Big Data is not a buzzword anymore. Nowadays, companies are looking to take advantage of large datasets available in their disposal. Domains that enter this practice range from telcos to food and retail to aggregate data and seemingly make sense of data using powerful machine learning tools and algorithms. It’s now safer to say that Big Data and Data Science jobs are quickly rising in popularity and demand.

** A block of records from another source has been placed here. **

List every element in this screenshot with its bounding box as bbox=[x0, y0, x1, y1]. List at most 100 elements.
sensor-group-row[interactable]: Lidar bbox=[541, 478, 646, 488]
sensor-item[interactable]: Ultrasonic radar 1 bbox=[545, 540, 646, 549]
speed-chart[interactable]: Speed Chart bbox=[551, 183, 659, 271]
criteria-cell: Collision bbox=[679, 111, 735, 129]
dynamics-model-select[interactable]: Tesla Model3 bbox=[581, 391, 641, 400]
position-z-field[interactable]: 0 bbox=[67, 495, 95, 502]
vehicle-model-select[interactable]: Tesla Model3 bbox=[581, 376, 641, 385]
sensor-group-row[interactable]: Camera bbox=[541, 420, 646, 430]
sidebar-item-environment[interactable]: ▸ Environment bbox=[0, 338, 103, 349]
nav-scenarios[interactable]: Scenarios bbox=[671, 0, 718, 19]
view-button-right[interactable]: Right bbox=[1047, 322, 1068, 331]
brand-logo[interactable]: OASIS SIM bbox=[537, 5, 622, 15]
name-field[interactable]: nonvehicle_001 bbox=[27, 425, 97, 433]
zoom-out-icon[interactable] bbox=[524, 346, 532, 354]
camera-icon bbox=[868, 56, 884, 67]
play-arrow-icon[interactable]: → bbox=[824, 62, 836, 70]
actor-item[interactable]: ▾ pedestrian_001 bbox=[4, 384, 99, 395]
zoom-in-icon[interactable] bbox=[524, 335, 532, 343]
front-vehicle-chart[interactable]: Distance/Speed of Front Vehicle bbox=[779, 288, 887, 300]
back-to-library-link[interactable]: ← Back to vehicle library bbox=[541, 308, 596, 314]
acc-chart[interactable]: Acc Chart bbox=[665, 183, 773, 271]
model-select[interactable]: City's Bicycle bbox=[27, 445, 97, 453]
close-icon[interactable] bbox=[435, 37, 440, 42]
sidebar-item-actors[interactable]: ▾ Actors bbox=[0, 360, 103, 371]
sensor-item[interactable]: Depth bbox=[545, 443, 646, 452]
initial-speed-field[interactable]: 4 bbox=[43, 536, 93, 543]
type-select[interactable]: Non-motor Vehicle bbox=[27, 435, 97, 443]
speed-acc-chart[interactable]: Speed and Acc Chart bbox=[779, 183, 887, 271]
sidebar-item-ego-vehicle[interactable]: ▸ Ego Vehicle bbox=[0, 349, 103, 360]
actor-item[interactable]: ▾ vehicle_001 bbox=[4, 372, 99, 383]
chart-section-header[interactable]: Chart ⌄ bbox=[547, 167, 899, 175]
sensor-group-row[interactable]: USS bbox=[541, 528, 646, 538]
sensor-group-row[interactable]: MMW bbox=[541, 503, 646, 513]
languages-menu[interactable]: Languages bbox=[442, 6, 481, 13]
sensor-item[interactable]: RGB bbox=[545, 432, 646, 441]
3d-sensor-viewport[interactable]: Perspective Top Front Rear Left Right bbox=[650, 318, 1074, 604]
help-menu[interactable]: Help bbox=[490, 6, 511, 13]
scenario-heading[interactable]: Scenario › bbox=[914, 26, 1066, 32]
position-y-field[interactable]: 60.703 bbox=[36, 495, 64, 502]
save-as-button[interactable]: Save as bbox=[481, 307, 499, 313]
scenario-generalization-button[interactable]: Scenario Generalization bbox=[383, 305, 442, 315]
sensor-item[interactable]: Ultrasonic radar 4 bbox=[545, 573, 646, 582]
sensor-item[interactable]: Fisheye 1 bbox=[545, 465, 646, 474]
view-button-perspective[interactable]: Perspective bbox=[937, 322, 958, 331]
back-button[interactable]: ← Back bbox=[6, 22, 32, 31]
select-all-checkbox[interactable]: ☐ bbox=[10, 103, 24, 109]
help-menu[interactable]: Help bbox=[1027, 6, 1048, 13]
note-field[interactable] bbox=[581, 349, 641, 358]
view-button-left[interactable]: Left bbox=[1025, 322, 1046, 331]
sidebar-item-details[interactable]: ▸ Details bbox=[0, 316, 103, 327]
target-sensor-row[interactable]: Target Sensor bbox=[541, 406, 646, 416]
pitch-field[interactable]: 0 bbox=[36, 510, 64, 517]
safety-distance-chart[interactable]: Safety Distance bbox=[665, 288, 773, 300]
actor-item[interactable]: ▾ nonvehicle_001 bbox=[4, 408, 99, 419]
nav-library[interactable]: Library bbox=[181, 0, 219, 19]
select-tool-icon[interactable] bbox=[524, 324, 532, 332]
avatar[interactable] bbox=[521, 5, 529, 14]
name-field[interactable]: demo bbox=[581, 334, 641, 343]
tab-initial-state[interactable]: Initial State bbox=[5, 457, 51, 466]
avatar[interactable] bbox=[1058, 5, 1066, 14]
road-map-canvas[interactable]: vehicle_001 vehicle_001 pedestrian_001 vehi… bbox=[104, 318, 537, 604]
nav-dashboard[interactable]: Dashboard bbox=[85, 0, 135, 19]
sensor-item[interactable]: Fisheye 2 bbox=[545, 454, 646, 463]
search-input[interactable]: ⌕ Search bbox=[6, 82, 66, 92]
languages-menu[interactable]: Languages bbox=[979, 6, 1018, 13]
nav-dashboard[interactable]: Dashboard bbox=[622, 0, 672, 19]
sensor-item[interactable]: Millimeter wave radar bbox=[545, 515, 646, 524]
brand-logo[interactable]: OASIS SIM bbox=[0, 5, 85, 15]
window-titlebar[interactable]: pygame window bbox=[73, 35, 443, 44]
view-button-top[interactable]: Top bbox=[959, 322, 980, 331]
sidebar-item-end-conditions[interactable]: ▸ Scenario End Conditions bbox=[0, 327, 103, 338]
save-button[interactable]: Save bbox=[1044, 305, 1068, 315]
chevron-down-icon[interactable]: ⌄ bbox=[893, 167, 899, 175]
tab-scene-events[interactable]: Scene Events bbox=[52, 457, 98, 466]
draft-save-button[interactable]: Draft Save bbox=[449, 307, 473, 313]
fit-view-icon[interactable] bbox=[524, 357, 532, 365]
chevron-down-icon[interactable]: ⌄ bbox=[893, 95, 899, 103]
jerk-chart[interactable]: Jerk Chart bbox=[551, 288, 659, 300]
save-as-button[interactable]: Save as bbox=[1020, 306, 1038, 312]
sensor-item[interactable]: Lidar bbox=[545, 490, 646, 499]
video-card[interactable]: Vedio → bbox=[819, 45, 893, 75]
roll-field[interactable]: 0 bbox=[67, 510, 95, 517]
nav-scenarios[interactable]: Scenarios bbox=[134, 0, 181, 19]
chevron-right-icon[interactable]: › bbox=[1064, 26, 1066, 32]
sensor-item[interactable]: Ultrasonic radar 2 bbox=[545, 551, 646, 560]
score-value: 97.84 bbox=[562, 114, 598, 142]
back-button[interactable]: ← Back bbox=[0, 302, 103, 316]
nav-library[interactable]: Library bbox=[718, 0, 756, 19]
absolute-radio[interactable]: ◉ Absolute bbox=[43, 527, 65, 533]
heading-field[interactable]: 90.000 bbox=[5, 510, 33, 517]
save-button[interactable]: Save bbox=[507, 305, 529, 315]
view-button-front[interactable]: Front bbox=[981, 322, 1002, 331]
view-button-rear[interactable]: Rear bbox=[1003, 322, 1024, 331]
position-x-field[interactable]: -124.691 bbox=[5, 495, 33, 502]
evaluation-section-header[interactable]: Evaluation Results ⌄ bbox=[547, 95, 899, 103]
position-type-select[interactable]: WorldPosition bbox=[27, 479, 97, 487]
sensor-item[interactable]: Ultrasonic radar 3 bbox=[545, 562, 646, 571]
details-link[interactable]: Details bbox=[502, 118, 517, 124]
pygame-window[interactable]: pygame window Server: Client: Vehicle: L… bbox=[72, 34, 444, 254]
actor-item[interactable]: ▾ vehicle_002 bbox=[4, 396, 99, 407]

One thing that would stand out as a Big Data professional in their resume, is experience with Hadoop, a distributed data computing tool run in load balancing cluster of servers that work harmoniously together. A common scenario to demonstrate its capability is to compare it with the traditional relational database which has limited space and computing power. Let’s say you have 1GB of data to store in MySQL installed in a desktop PC for a month in production. As the business grows, there is a need to upgrade the hard disk to 10GB, 100GB, 1TB and so on. This would require buying additional storage and migration of data as needed as time goes. Unlike this approach, Hadoop environment allows the use of commodity hardware/servers to be readily connected in parallel to do all the computation of data, memory usage and disk space, instead of using just a single machine. This allows better performance and purchase of cheaper commodity hardware for scaling the business.
In line with this, I will be sharing all my notes from my research and study of Big Data, which started in 2016. Will keep you posted. Hopefully, the posts will be useful and interesting to those who need a quick overview of the value this technology promises in the real-world.